WORDS CHARLES MARTIN IMAGES QUINN O’CONNELL AND COURTESY OF SURF LIFESAVING NEW ZEALAND
The first clubs were formed in Christchurch, Wellington, Dunedin and Wanganui – Bay of Plenty and Waikato clubs followed soon after. Since then more than 250,000 people, men, women and children, have belonged to the New Zealand surf lifesaving movement.
Today there are nearly 16,000 members in 75 clubs throughout the country. Commenting on the centenary celebrations, Grant Florence, Surf Lifesaving’s chief executive, said: “It’s the celebration of one hundred years of community spirit, camaraderie and sense of responsibility for others in our community. It is our opportunity to promote our proud history and acknowledge the fundamental role surf lifeguards play in keeping New Zealand’s favourite playground safer for everyone”.
He is so right. The famous yellow and red flags marking out safe swimming areas, and the professional and well-trained lifeguards manning towers and patrolling the beaches, have been a comforting presence and a source of security for generations of New Zealand Mums, Dads and their families.
UNO. Magazine has featured the sport a number of times including in a hugely popular cover story about two local New Zealand representatives, Holly Moczydlowski and Johanna O’Connor, and only recently in a brief story about the Bay of Plenty’s regional volunteer lifeguard of the year, Travis Mc Geady, from Waihi. We like to give surf lifesaving a fair measure of exposure because, like most other New Zealanders, our staff have either had direct contact with the movement, or have benefited from it in some way in the process of bringing up their own families.
The first happened many years ago before I was married, but I was ‘betrothed’ at the time and as you will see, that was important. It was one of those fine, sparkling summer days in Wellington and as a callow young broadcaster I was assigned as the commentator for a surf lifesaving telecast at Titahi Bay, home of some of the best surfboat crews in the country. We were hoping for lively water and some spectacular pictures to go with the usual competitive stuff – big boats racing through a tortuous surf.
Prior to the afternoon telecast I decided to join some of the television crew plus local surfies for a lunchtime swim to relax and test the conditions so that I could ‘speak with authority’ during the telecast. The gods were not in my corner that day. A large and boisterous wave dumped me heavily and for the first time ever while swimming, my dentures shot from my mouth to the sandy floor below. I called on the good services of the Titahi Bay lifeguards for search assistance and we quickly formed a chain holding hands to retrace my position when disaster struck and try and locate the plastic munchers. I swear I had a foot on the bottom set at one stage but again got bowled over by a wave and the search was abandoned. That was the last I ever saw of my teeth!

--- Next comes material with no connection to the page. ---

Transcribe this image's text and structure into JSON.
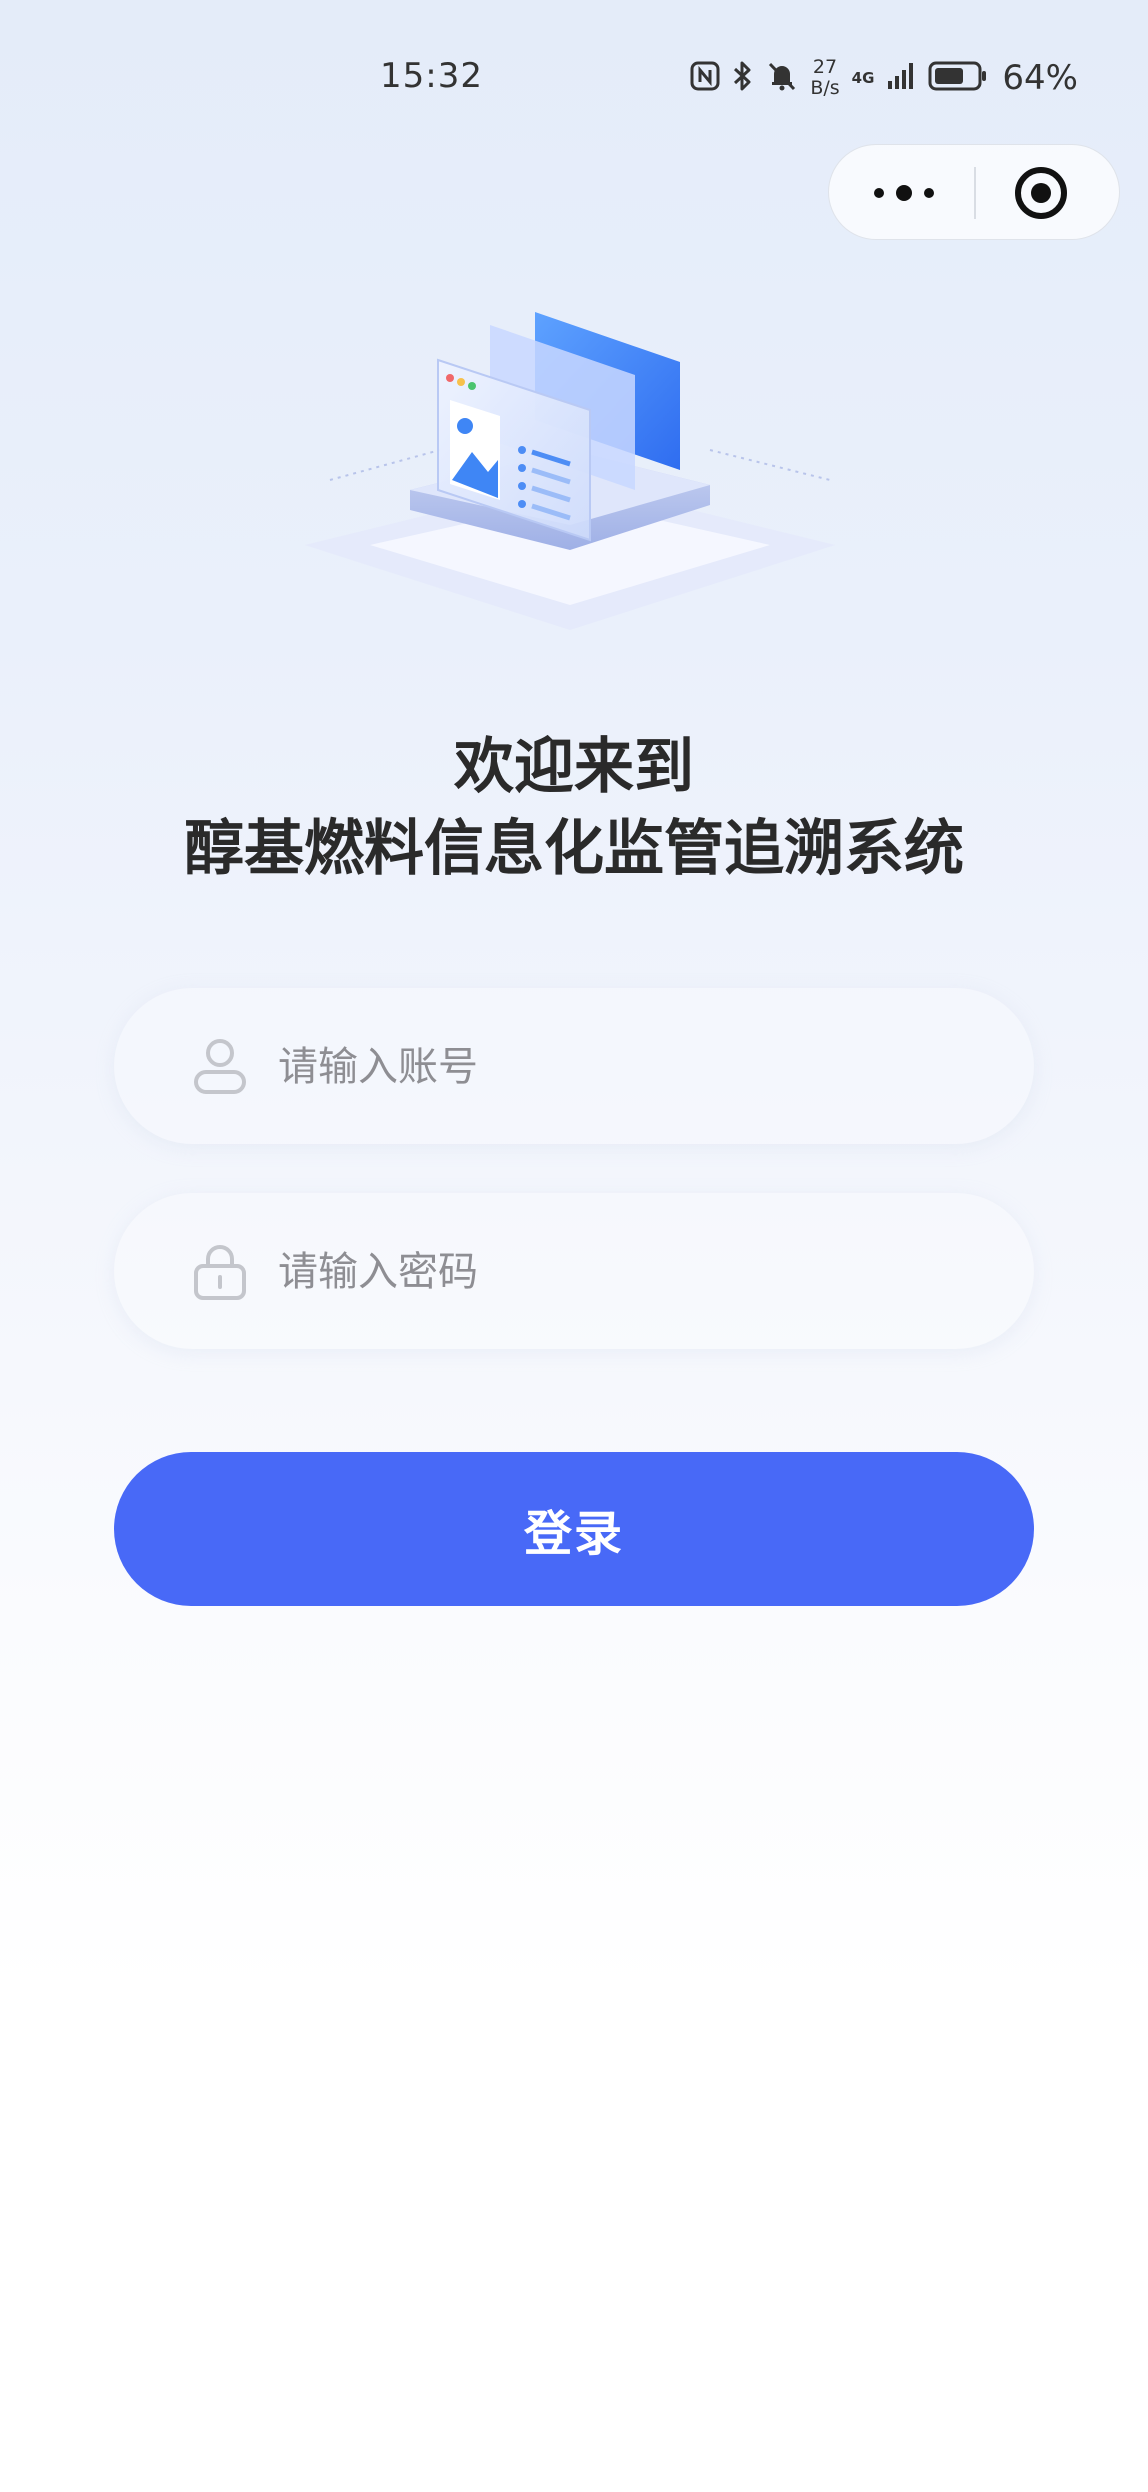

I thanked the Titahi Bay boys for their help and headed back to town after making arrangements for a replacement commentator. But to add insult to this drama I had arranged to go to my fiancé’s flat for the evening meal. She had prepared a beautiful roast, which I couldn’t handle very well. Also she had never before seen me sans teeth! However, we are still married.
COOK STRAIT SWIMS
The next experience which endeared me to surf lifesavers was the first of the modern Cook Strait swim attempts back in 1960 by Bill Penny and his team from the Lyall Bay surf lifesaving club, together with a local Italian fisherman and his supporting launch. We set out in the very early hours of the morning and all went well on a fine morning in good water conditions. As public interest increased, the hourly reports on the local radio station were increased in frequency and extended to involve the entire commercial network. Such was the public interest throughout the country that later the non-commercial National Programme network also joined us for quarter-hour updates.
Meantime, down in the warm diesel-fume filled galley, a kindly lifeguard offered me lunch – a large beef sandwich and a lukewarm beer. I came back up on deck into the fresh air and the lunch came up soon after. No wonder I have a special regard for surf lifesavers!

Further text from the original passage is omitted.